Memory tuning & native caches¶

titiler-openeo uses memory in two very different places, and an OOM kill looks identical for both:

Python heap — the ImageData/numpy cubes produced while evaluating a process graph.
Native / off-heap — GDAL and /vsi* caches. These live outside the Python heap, are not freed by the garbage collector, and add on top of per-request working memory. This page is about keeping them bounded.

The single most common production footgun is shipping a dev VSI_CACHE_SIZE (512 MB) to Kubernetes. It is a per-file-handle cache and will OOM a pod.

The three native knobs¶

Variable	Scope	Default	Notes
`GDAL_CACHEMAX`	process-global block cache	5% of RAM	Values `<100000` are MB, otherwise bytes. One cache per worker process, so it multiplies by `WEB_CONCURRENCY`.
`VSI_CACHE_SIZE`	per file-handle	25 MB	In-memory cache of each open file. Total ≈ `VSI_CACHE_SIZE × (concurrently open handles)`. This is the dangerous one.
`CPL_VSIL_CURL_CACHE_SIZE`	process-global LRU for `/vsicurl` chunk reads	16 MB	Pin it so it can't drift; raise only if the budget allows.

VSI_CACHE must be TRUE for VSI_CACHE_SIZE to apply.

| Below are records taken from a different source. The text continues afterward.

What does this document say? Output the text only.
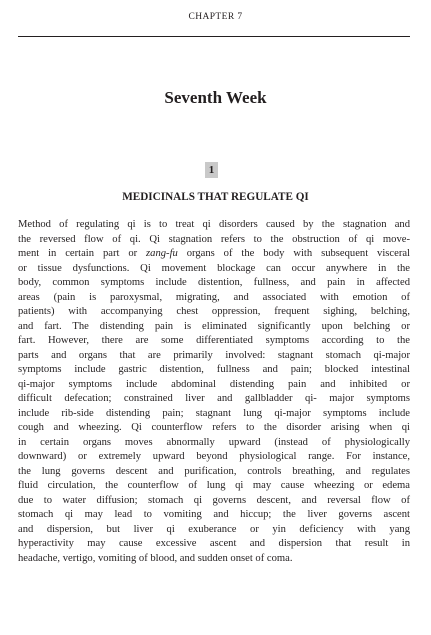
CHAPTER 7
Seventh Week
1
MEDICINALS THAT REGULATE QI
Method of regulating qi is to treat qi disorders caused by the stagnation and
the reversed flow of qi. Qi stagnation refers to the obstruction of qi move-
ment in certain part or zang-fu organs of the body with subsequent visceral
or tissue dysfunctions. Qi movement blockage can occur anywhere in the
body, common symptoms include distention, fullness, and pain in affected
areas (pain is paroxysmal, migrating, and associated with emotion of
patients) with accompanying chest oppression, frequent sighing, belching,
and fart. The distending pain is eliminated significantly upon belching or
fart. However, there are some differentiated symptoms according to the
parts and organs that are primarily involved: stagnant stomach qi-major
symptoms include gastric distention, fullness and pain; blocked intestinal
qi-major symptoms include abdominal distending pain and inhibited or
difficult defecation; constrained liver and gallbladder qi- major symptoms
include rib-side distending pain; stagnant lung qi-major symptoms include
cough and wheezing. Qi counterflow refers to the disorder arising when qi
in certain organs moves abnormally upward (instead of physiologically
downward) or extremely upward beyond physiological range. For instance,
the lung governs descent and purification, controls breathing, and regulates
fluid circulation, the counterflow of lung qi may cause wheezing or edema
due to water diffusion; stomach qi governs descent, and reversal flow of
stomach qi may lead to vomiting and hiccup; the liver governs ascent
and dispersion, but liver qi exuberance or yin deficiency with yang
hyperactivity may cause excessive ascent and dispersion that result in
headache, vertigo, vomiting of blood, and sudden onset of coma.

Why `VSI_CACHE_SIZE` is the trap¶

It is allocated once per open file handle, not once per process. A single process-graph request fans out to roughly items × bands × read_threads open handles (the ThreadPoolExecutor reads in RasterStack plus rio-tiler's mosaic reader). At the dev value of 512 MB per handle, even a few dozen concurrent handles blow past a 2 Gi container; at the chart default of 5 MB the same fan-out costs a few hundred MB at most.

The native budget¶

Per pod, the native caches cost roughly:

native ≈ WEB_CONCURRENCY × (GDAL_CACHEMAX + CPL_VSIL_CURL_CACHE_SIZE)   # process-global
       + (concurrently open file handles) × VSI_CACHE_SIZE             # per-handle

This must sit comfortably below resources.limits.memory, leaving the remainder for the Python heap (the process-graph cubes). Worked example for the chart defaults at a 2 Gi limit, single worker:

GDAL_CACHEMAX            = 200 MB   (process-global)
CPL_VSIL_CURL_CACHE_SIZE =  64 MB   (process-global)
VSI_CACHE_SIZE           =   5 MB × ~100 handles ≈ 500 MB (worst case)
--------------------------------------------------------------
native peak              ≈ 0.2 + 0.06 + 0.5 ≈ 0.76 GB
remaining for heap       ≈ 2 Gi − 0.76 ≈ 1.2 GB

If you raise WEB_CONCURRENCY (multiple uvicorn workers per pod), remember the process-global caches multiply by it — GDAL_CACHEMAX × WEB_CONCURRENCY alone can dominate the limit.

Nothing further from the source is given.